Tuesday, April 29, 2025

Military not required to inform police of arrests, Supreme Court rules

The Supreme Court (SCJN) has ruled that the military doesn’t need to report arrests it makes to civilian security authorities.

The court’s ruling on Tuesday came in response to a claim of unconstitutionality filed by the National Human Rights Commission (CNDH) against part of the National Law on the Registration of Arrests.

The CNDH challenged the law on the basis that it excused the military of the responsibility to report the arrest of presumed criminals. The commission argued that the right to legal certainty, among other rights, and the principle of legality could be violated by the absence of that responsibility.

However, the SCJN ruled that under the National Law on the Registration of Arrests, the military itself is obliged to immediately register the detentions they complete in the relevant database. Therefore, the armed forces must be given access to the arrest registry, the court said in a statement.

It ruled that the military — which has been authorized to carry out public security tasks until 2028 — “is not obliged to give notice of an arrest to a police authority so that said authority creates the registration.”

Independent Senator Emilio Álvarez Icaza slammed the Supreme Court’s ruling in a Twitter post.

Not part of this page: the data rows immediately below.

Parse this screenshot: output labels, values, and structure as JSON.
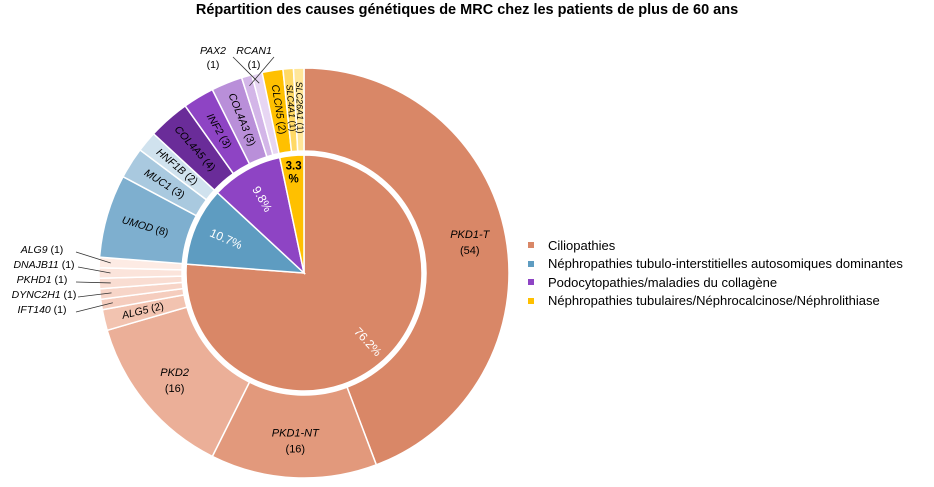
{
  "chart_data": {
    "type": "pie",
    "title": "Répartition des causes génétiques de MRC chez les patients de plus de 60 ans",
    "colors": {
      "Ciliopathies": "#D98767",
      "Néphropathies tubulo-interstitielles autosomiques dominantes": "#5E9CC1",
      "Podocytopathies/maladies du collagène": "#8E44C4",
      "Néphropathies tubulaires/Néphrocalcinose/Néphrolithiase": "#FFC000"
    },
    "inner": [
      {
        "category": "Ciliopathies",
        "label": "76.2%",
        "value": 76.2
      },
      {
        "category": "Néphropathies tubulo-interstitielles autosomiques dominantes",
        "label": "10.7%",
        "value": 10.7
      },
      {
        "category": "Podocytopathies/maladies du collagène",
        "label": "9.8%",
        "value": 9.8
      },
      {
        "category": "Néphropathies tubulaires/Néphrocalcinose/Néphrolithiase",
        "label": "3.3%",
        "value": 3.3
      }
    ],
    "outer": [
      {
        "gene": "PKD1-T",
        "count": 54,
        "label": "(54)",
        "category": "Ciliopathies",
        "color": "#D98767"
      },
      {
        "gene": "PKD1-NT",
        "count": 16,
        "label": "(16)",
        "category": "Ciliopathies",
        "color": "#E2997C"
      },
      {
        "gene": "PKD2",
        "count": 16,
        "label": "(16)",
        "category": "Ciliopathies",
        "color": "#EBAF98"
      },
      {
        "gene": "ALG5",
        "count": 2,
        "label": "(2)",
        "category": "Ciliopathies",
        "color": "#F2C3B0"
      },
      {
        "gene": "IFT140",
        "count": 1,
        "label": "(1)",
        "category": "Ciliopathies",
        "color": "#F5CDBE"
      },
      {
        "gene": "DYNC2H1",
        "count": 1,
        "label": "(1)",
        "category": "Ciliopathies",
        "color": "#F7D5C8"
      },
      {
        "gene": "PKHD1",
        "count": 1,
        "label": "(1)",
        "category": "Ciliopathies",
        "color": "#F9DDD2"
      },
      {
        "gene": "DNAJB11",
        "count": 1,
        "label": "(1)",
        "category": "Ciliopathies",
        "color": "#FBE4DB"
      },
      {
        "gene": "ALG9",
        "count": 1,
        "label": "(1)",
        "category": "Ciliopathies",
        "color": "#FDEBE4"
      },
      {
        "gene": "UMOD",
        "count": 8,
        "label": "(8)",
        "category": "Néphropathies tubulo-interstitielles autosomiques dominantes",
        "color": "#7EAFCF"
      },
      {
        "gene": "MUC1",
        "count": 3,
        "label": "(3)",
        "category": "Néphropathies tubulo-interstitielles autosomiques dominantes",
        "color": "#A9C9DF"
      },
      {
        "gene": "HNF1B",
        "count": 2,
        "label": "(2)",
        "category": "Néphropathies tubulo-interstitielles autosomiques dominantes",
        "color": "#D0E2EE"
      },
      {
        "gene": "COL4A5",
        "count": 4,
        "label": "(4)",
        "category": "Podocytopathies/maladies du collagène",
        "color": "#6A2C99"
      },
      {
        "gene": "INF2",
        "count": 3,
        "label": "(3)",
        "category": "Podocytopathies/maladies du collagène",
        "color": "#8E44C4"
      },
      {
        "gene": "COL4A3",
        "count": 3,
        "label": "(3)",
        "category": "Podocytopathies/maladies du collagène",
        "color": "#B98FD9"
      },
      {
        "gene": "RCAN1",
        "count": 1,
        "label": "(1)",
        "category": "Podocytopathies/maladies du collagène",
        "color": "#D3B6E8"
      },
      {
        "gene": "PAX2",
        "count": 1,
        "label": "(1)",
        "category": "Podocytopathies/maladies du collagène",
        "color": "#E7D6F3"
      },
      {
        "gene": "CLCN5",
        "count": 2,
        "label": "(2)",
        "category": "Néphropathies tubulaires/Néphrocalcinose/Néphrolithiase",
        "color": "#FFC000"
      },
      {
        "gene": "SLC4A1",
        "count": 1,
        "label": "(1)",
        "category": "Néphropathies tubulaires/Néphrocalcinose/Néphrolithiase",
        "color": "#FFD966"
      },
      {
        "gene": "SLC26A1",
        "count": 1,
        "label": "(1)",
        "category": "Néphropathies tubulaires/Néphrocalcinose/Néphrolithiase",
        "color": "#FFE699"
      }
    ],
    "legend": [
      "Ciliopathies",
      "Néphropathies tubulo-interstitielles autosomiques dominantes",
      "Podocytopathies/maladies du collagène",
      "Néphropathies tubulaires/Néphrocalcinose/Néphrolithiase"
    ],
    "legend_placement": "right",
    "start": "top, clockwise"
  }
}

“The @SCJN established today that the armed forces … [carrying out] security tasks are not obliged to inform a police authority of the arrest of a person. And it leaves the registration [of an arrest] up to the goodwill of the military. Military opacity to violate human rights now has legal endorsement. Grave,” he wrote.

The non-government organization Human Rights Watch recently warned that the federal government’s militarized security policy risks facilitating abuses by security forces while failing to reduce violent crime.

However, a poll conducted late last year indicated that almost three-quarters of Mexicans agree with the government’s plan to continue using the armed forces for public security tasks until 2028.